Und wenn die Notunterkünfte erst mal stehen, reißt sie eh niemand mehr ab – die Wette gilt. Das sieht verdächtig nach Täuschen und Tricksen ein Jahr vor der Wahl zum Abgeordnetenhaus aus. Aber gewinnt man das Volk so für das, was uns ganz gewiss bevorsteht: eine neue Landkarte der Stadt, gezeichnet von der Notwendigkeit zu teilen?

Nein, stattdessen entsteht Verdruss an Politik, während dieselbe soeben die Not der Stunde verschläft: Statt Brachen und Äcker hektarweise in Bauland umzuwandeln, klagen Investoren über fehlende Grundstücke. Die Zahl der Genehmigungen für Neubauten geht in diesem Jahr sogar noch zurück, statt anzusteigen wie die Zahl der Bewohner Berlins. Zuerst verdrängte die Bauverwaltung die Wohnungsnot, nun ist sie mit deren Bewältigung überfordert. Seit Jahrzehnten ist die Spitze der Verwaltung mit SPD-Politikern besetzt. Zeit für den Wandel.

Ein Volksgesetz kann wieder verändert werden

An diesem Donnerstag hat das Parlament das Wort in der Causa Tempelhof. Verfassungsrechtler sagen, ein Volksgesetz kann wie jedes Gesetz des Parlaments wieder verändert werden, wenn die Umstände es erfordern. Der Winter naht, natürlich muss die Blumenhalle aufs Feld, wenn Obdachlosigkeit droht – und noch bevor der Turnunterricht für hunderte Schüler ausfällt, weil Flüchtlinge die Hallen brauchen. Aber gibt es wirklich keine Alternative? Wurde der zentrale Festplatz in Reinickendorf geprüft? Und was ist mit der Festwiese Heidestraße am Hauptbahnhof?

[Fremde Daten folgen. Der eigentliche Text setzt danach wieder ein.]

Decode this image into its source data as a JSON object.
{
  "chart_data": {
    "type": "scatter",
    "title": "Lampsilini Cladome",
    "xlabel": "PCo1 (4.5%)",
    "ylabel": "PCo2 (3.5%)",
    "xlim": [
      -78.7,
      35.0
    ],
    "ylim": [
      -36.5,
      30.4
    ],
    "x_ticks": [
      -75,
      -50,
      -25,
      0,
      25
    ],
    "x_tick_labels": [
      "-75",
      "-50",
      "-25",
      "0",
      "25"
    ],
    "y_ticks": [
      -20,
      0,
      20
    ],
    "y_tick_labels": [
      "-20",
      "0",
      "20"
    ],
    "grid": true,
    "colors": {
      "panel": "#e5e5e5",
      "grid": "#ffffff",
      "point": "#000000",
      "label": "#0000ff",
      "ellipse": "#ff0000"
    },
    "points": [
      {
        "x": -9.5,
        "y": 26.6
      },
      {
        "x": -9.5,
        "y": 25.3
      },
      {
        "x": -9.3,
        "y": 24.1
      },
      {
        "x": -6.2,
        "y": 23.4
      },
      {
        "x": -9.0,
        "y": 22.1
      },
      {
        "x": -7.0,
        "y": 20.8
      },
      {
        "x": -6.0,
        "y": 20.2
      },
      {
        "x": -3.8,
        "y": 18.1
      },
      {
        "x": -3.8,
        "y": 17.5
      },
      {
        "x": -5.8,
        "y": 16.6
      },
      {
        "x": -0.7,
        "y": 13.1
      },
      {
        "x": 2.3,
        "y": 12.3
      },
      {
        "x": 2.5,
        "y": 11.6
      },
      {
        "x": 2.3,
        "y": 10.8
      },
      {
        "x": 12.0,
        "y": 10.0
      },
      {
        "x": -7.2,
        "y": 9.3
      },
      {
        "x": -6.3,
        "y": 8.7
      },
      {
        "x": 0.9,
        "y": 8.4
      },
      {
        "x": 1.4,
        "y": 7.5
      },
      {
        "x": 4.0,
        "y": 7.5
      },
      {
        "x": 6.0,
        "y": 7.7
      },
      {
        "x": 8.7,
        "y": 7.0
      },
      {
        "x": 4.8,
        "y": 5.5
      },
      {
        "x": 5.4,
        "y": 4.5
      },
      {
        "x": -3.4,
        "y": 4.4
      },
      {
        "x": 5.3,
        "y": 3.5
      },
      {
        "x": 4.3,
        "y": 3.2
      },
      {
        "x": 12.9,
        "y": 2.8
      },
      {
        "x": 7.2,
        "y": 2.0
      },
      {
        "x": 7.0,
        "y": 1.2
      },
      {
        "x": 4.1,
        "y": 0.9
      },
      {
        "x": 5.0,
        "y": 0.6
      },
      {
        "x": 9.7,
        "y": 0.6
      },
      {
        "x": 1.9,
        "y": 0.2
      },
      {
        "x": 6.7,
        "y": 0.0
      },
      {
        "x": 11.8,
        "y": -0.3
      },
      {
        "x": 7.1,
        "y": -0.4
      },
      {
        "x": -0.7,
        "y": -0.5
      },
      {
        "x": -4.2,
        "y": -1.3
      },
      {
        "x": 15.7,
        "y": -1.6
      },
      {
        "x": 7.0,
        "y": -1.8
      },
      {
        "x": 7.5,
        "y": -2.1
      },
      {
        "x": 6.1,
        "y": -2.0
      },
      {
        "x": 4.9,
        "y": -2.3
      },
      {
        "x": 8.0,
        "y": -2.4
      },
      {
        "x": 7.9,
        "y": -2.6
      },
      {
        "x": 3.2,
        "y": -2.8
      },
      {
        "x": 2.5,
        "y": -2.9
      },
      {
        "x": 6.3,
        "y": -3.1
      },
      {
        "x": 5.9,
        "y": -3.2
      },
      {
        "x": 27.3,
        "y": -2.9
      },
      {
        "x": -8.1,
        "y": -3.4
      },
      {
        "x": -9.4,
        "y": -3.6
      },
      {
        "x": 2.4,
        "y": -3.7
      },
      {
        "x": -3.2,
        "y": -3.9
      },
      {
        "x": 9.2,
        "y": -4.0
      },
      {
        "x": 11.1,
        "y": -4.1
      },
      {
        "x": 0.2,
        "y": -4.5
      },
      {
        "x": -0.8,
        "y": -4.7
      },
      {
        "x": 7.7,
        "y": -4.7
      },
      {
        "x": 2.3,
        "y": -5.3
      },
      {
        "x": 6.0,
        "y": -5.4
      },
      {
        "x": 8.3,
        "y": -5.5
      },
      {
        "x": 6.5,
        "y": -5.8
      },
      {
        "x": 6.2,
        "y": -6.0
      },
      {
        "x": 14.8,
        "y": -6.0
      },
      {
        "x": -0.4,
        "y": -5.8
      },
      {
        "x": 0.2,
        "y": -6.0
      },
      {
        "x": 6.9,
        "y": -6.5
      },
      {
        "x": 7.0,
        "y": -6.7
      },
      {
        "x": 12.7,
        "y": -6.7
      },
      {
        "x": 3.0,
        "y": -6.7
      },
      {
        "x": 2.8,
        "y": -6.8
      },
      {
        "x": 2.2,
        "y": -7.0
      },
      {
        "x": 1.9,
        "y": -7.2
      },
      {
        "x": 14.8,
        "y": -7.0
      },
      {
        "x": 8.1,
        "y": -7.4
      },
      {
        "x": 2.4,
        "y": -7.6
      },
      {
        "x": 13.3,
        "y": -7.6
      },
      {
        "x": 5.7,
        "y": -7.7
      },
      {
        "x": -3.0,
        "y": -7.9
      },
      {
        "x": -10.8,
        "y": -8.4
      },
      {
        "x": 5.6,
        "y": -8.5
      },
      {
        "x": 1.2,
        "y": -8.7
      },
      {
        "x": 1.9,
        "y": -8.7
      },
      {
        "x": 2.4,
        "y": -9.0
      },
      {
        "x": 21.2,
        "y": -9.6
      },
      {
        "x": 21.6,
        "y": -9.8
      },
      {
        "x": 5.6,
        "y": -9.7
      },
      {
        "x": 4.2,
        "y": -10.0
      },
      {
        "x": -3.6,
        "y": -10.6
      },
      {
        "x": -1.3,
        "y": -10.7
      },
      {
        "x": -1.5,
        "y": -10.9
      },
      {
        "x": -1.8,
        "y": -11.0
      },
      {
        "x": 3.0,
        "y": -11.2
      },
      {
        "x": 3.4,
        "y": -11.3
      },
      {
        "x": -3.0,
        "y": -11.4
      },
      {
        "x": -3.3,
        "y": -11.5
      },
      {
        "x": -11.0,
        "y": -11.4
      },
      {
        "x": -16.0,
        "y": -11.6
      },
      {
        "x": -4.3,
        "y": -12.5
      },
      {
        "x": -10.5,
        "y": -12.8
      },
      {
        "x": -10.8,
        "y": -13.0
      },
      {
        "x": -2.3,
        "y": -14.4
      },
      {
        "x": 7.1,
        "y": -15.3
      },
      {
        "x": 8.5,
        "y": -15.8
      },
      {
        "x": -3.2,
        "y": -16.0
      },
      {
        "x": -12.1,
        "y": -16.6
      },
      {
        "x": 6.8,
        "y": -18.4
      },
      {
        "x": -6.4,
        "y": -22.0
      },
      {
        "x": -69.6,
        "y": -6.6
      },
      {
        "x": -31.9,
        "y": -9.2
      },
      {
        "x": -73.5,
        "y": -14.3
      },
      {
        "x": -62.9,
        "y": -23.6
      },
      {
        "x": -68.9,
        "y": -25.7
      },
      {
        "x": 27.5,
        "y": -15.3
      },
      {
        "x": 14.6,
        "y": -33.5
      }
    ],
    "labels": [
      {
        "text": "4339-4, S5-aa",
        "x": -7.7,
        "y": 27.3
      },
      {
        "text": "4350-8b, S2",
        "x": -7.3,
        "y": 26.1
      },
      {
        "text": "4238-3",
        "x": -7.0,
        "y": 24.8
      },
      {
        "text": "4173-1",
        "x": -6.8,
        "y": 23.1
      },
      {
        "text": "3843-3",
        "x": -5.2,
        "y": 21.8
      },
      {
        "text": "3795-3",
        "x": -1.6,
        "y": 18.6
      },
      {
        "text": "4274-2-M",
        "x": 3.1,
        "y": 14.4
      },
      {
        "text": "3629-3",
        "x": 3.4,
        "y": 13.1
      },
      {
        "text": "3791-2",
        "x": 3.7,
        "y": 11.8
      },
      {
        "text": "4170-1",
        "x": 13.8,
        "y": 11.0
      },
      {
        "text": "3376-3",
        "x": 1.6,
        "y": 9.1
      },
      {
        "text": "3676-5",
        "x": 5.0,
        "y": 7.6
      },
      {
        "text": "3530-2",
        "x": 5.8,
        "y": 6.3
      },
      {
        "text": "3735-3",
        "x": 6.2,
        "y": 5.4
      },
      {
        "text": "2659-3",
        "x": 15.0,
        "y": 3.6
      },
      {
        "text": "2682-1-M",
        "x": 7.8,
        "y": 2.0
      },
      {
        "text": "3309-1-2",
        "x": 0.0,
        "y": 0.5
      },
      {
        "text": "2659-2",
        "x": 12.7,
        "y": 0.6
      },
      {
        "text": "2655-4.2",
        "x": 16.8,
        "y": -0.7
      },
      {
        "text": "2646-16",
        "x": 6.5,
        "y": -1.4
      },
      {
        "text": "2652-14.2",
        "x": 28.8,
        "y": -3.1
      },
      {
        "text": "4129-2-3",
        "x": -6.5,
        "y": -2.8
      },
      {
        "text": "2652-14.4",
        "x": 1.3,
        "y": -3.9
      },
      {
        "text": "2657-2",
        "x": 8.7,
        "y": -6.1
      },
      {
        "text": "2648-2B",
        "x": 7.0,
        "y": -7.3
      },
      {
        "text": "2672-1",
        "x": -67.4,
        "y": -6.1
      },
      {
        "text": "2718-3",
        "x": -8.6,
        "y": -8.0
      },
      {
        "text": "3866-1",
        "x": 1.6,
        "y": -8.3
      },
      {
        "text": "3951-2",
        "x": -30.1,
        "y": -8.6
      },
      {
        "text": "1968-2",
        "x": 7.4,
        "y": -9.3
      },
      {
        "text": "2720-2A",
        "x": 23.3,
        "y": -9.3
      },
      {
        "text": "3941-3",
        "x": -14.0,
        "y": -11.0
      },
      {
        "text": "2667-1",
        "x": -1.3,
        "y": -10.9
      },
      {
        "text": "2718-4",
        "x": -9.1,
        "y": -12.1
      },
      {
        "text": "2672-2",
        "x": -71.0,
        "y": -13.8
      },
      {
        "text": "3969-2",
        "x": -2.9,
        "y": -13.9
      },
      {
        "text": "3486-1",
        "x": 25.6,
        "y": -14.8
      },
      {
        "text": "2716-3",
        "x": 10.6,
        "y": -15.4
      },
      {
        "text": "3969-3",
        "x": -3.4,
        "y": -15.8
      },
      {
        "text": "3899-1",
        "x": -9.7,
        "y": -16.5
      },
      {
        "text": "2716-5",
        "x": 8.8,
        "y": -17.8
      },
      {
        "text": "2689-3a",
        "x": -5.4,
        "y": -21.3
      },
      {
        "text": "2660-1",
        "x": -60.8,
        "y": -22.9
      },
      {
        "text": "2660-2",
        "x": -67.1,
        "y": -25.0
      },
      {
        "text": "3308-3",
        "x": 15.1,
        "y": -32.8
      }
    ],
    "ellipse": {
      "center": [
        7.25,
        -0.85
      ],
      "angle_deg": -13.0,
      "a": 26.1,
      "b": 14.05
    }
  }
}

Die Debatte über das Tempelhof-Gesetz im Parlament ist eine Chance, wenn die Krise – und Wege, ihr abzuhelfen – grundsätzlich verhandelt würde. Am Ende stünde eine Gesamtstrategie für Berlin: ein Bauprogramm für Straßen, Wohnungen, Kitas, Schulen, eingebettet in gemischten Quartieren, damit Integration gelingt. Das Feld darf nicht tabu sein, aber ein Flüchtlingsghetto, wo Tempelhofer Freiheit war, ist keine Lösung.